Reaction surface analysis of plasma etching of SiN, SiO2, and poly-Si films using low-global warming potential CF3CHCF2 gas

Controlling material selectivity in plasma etching is a critical challenge for next-generation semiconductor devices, particularly for achieving high etching rates while obtaining passivation-controlled sidewall shape profiles. In this study, the key reactive species generated in 1,1,3,3,3-pentafluoropropene (C₃HF₅) plasma are investigated, including etching ions (hydrofluorocarbons C_2-3HF_1,3-5⁺ and perfluorocarbons C_2-3F_3-5⁺) and passivating precursors. Their roles in the selective etching of silicon nitride (SiN), silicon dioxide (SiO₂), and polysilicon (poly-Si) films are revealed by analyzing material-specific surface interactions governing the etching kinetics using integrated in situ quadrupole mass spectrometry and ex situ X-ray photoelectron spectroscopy.

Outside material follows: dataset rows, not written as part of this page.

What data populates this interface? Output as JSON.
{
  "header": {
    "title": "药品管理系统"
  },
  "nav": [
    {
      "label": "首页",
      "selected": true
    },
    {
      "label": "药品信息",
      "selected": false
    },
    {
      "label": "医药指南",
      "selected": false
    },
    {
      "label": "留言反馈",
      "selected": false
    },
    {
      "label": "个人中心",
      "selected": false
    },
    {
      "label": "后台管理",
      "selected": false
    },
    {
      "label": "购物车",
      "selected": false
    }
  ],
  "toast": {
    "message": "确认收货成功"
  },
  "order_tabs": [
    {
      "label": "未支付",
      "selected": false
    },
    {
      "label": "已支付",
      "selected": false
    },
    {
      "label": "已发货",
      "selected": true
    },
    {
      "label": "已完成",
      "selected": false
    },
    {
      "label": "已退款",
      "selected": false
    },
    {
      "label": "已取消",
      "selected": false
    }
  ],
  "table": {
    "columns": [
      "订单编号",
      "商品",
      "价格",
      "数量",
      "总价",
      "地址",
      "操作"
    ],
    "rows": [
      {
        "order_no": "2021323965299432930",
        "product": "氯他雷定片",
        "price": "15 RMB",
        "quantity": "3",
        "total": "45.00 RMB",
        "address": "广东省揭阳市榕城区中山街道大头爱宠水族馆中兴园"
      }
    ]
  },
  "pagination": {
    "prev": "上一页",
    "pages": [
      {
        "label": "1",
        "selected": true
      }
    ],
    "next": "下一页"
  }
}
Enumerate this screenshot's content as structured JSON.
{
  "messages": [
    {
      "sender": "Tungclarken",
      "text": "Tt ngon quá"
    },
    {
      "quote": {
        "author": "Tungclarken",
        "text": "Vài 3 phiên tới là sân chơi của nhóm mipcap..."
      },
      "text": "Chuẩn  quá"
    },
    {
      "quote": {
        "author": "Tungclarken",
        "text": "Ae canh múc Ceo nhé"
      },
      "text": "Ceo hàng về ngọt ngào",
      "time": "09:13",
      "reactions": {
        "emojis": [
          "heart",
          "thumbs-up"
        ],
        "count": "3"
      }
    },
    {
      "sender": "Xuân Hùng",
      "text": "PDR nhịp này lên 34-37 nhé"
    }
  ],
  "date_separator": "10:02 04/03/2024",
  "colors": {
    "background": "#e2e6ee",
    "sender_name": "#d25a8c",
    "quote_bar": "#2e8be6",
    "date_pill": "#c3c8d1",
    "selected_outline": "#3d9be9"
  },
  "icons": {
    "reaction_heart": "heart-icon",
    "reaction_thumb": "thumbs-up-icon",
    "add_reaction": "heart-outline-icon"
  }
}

For SiO₂ surfaces, the high etching rate of 415 nm/min is driven by efficient fluorine flux from C_2-3F_3-5⁺ and C_2-3HF_1,3-5⁺ species. While, SiN surfaces exhibit a moderate etching rate of 290 nm/min, sustained by hydrogen supplied from C_2-3HF_1,3-5⁺ ions. Conversely, poly-Si surfaces show significantly reduced etching rates (<130 nm/min), attributed to carbonaceous passivation. By controlling the partial pressure of C₃HF₅, high selectivity ratios of SiO₂/poly-Si and SiN/poly-Si are critically achieved for high-aspect ratio etching. These insights establish a universal plasma parameter optimization strategy for advancing selective etching processes for high-aspect ratio features in semiconductor devices.